This is the table with jigs lined out. I'm a little bummed I didn't get any of the chainstays going in. The rear threaded down to the table to hold the dropout in place, and a nut on top took care of the upper. I made the DO the right width for it to all be centered. Came out pretty well. 


The machined adapter for the front DO to tubing. I don't plan on doing this again. The offset is too little for a disk hub. I'll just machine one that offsets to the edge of the tubing.


----------



## Integrexman (Feb 9, 2013)

Lemonfool

I live in oklahoma and built over 100 frames in the 90's. I am looking for a tig welder so I can build again. Send me a PM if you like some ideas on how I built frames.


----------



## Integrexman (Feb 9, 2013)

I got your PM but I have not made 10 posted here so I can not reply to pm's.
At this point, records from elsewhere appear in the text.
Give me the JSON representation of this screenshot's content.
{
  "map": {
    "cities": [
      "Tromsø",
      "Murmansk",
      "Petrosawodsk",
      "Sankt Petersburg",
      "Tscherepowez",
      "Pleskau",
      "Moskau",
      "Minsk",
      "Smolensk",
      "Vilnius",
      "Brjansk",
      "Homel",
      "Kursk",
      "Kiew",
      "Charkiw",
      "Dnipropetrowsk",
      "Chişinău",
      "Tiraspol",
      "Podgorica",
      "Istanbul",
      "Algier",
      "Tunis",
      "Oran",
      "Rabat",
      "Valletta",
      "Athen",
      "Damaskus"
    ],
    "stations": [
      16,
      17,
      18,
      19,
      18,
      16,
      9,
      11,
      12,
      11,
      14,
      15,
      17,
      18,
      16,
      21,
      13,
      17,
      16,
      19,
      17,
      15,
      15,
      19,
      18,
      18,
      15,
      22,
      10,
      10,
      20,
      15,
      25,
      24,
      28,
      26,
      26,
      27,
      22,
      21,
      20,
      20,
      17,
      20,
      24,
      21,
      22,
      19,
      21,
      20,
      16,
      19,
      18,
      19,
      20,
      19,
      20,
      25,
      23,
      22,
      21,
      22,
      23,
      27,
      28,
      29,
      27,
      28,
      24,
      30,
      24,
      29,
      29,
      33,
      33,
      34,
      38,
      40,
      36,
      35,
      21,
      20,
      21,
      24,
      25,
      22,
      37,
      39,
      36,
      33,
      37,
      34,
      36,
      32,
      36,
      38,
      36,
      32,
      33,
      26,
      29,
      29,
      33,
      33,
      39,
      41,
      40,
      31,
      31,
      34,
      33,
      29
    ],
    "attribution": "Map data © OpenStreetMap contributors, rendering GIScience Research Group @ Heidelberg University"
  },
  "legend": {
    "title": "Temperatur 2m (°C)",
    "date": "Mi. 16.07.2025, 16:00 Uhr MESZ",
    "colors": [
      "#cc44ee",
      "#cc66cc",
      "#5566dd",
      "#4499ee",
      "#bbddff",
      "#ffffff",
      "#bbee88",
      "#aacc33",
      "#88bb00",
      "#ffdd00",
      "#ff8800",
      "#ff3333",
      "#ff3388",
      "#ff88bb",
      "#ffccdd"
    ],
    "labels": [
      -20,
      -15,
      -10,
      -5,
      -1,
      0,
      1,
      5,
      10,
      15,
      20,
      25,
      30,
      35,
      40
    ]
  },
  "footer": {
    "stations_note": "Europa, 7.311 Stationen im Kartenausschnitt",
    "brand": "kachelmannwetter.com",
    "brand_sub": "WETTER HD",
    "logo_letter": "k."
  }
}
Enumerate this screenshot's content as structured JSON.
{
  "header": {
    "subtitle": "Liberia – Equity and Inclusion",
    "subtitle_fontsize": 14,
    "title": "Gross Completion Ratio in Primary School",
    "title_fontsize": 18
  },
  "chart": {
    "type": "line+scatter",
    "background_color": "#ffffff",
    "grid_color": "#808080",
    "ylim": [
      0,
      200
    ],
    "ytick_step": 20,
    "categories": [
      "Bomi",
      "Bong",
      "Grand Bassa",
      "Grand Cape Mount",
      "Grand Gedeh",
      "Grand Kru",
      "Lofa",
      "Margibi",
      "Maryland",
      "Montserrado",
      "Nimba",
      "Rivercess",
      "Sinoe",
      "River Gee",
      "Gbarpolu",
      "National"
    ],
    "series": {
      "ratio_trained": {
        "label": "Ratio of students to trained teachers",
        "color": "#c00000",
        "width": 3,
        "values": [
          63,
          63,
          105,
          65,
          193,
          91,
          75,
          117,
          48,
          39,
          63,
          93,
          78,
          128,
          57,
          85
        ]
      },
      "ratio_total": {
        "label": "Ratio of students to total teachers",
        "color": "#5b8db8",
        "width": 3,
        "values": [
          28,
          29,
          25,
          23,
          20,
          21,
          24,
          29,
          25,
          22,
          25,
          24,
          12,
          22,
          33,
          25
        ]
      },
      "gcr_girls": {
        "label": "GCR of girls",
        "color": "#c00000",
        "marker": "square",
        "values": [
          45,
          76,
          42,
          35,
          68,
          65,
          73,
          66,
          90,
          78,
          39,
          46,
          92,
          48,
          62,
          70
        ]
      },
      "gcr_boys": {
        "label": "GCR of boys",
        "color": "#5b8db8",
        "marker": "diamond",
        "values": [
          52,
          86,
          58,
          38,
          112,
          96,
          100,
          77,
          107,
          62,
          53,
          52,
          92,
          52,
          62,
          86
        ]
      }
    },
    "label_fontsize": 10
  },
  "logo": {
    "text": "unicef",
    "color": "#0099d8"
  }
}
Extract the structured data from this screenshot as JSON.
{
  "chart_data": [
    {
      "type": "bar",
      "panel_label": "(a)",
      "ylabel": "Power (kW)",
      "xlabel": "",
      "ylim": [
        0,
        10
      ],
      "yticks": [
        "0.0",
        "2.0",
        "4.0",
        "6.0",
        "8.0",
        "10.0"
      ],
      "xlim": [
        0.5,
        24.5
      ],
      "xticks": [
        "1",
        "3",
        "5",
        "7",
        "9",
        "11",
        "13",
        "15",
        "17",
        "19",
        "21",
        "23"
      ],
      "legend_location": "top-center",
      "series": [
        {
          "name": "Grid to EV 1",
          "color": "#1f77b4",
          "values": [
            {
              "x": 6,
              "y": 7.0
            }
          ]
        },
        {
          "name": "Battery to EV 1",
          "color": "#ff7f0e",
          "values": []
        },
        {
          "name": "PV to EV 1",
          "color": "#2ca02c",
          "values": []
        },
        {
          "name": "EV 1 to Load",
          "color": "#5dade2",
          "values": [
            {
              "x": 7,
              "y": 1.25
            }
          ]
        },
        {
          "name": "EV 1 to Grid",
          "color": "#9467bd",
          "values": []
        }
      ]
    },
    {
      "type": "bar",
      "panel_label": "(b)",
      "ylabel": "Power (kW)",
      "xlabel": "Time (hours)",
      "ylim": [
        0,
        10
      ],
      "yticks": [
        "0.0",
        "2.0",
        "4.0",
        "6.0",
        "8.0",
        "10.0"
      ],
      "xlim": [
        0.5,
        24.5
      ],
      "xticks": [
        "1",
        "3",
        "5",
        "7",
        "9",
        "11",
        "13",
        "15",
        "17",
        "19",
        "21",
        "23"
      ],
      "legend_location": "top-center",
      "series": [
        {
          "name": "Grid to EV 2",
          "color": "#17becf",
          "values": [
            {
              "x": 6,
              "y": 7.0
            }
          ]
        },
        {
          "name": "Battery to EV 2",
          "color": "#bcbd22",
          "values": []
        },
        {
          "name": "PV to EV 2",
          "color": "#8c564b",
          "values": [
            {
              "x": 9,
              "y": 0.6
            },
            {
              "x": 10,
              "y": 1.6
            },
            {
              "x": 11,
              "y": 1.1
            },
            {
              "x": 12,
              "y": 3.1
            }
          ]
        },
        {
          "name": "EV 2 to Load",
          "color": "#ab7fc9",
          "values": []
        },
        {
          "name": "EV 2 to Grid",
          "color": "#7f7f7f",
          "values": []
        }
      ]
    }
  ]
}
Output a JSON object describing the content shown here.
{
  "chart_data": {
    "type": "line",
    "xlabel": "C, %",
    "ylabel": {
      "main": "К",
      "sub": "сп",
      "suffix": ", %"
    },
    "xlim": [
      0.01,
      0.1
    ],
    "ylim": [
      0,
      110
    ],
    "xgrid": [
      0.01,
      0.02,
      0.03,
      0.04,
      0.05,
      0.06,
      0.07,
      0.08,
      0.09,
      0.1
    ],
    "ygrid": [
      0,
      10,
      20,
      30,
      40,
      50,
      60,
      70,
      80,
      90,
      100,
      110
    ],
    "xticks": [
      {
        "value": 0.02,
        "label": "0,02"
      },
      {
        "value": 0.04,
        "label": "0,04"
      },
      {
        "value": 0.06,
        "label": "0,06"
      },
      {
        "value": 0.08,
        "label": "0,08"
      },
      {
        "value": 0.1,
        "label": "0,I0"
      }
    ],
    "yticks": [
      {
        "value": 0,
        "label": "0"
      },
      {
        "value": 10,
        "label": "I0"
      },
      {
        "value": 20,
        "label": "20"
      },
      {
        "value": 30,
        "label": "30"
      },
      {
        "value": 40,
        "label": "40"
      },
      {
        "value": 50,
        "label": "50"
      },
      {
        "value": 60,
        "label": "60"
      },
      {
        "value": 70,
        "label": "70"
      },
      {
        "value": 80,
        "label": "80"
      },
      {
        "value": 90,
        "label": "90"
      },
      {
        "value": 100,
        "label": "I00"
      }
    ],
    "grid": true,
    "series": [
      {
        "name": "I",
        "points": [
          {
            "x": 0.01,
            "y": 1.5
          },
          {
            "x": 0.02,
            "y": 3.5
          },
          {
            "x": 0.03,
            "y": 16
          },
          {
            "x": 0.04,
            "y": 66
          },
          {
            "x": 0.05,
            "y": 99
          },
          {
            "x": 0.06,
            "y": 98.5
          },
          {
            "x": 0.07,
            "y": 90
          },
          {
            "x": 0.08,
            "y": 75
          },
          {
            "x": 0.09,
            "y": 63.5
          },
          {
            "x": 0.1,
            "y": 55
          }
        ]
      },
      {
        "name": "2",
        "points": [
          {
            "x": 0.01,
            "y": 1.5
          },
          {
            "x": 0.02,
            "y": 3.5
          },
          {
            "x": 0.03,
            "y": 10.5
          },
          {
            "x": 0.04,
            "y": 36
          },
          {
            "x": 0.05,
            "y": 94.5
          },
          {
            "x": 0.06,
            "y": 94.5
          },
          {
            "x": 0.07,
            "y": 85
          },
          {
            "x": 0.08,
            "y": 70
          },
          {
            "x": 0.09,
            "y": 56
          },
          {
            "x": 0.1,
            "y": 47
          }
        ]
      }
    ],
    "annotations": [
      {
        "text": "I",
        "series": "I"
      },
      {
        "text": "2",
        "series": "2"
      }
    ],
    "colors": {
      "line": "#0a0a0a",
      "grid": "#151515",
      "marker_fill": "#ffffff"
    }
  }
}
I would not invest to much time or money in a fixture to weld the frame. I used very few fixture to build frames. I built sub assemblies then welded them together. I found if you put the tubes in a fixture and tack it together then weld it, you build in a lot of stress into the frame. Lugs or fillet brazing need a fixture to hold things in place tig you can tack tubes and check them for alignment before welding. I would miter the seat tube and weld it to the BB shell then cut the seat tube to length and silver braze the seat collar. Next cut the head tube to length, miter the down tube and weld it to the head tube. Next miter the seat tube to fit the BB shell and make sure it is square. Next miter the down tube to fit the seat tube and weld it to the BB Shell/seat tube. Now check the frame and see if you need to make the top a little shorter or longer. You do not want to bend the down/seat tubes to make the top tube fit. This way you will not have stress already in the frame before it is used. Also you need to check alignment of the seat and down tubes and make any adjustments before the top tube is welded. Last miter the chainstay's and tack them and the dropouts in place and weld the chainstay's to the BB shell with a axle in the dropouts. Last put the seat stays on and weld them. Before brazing the dropouts I check the rear triangle for alignment and make some adjustments if need by heating up the tacks or cutting them and tacking before brazing or welding.


----------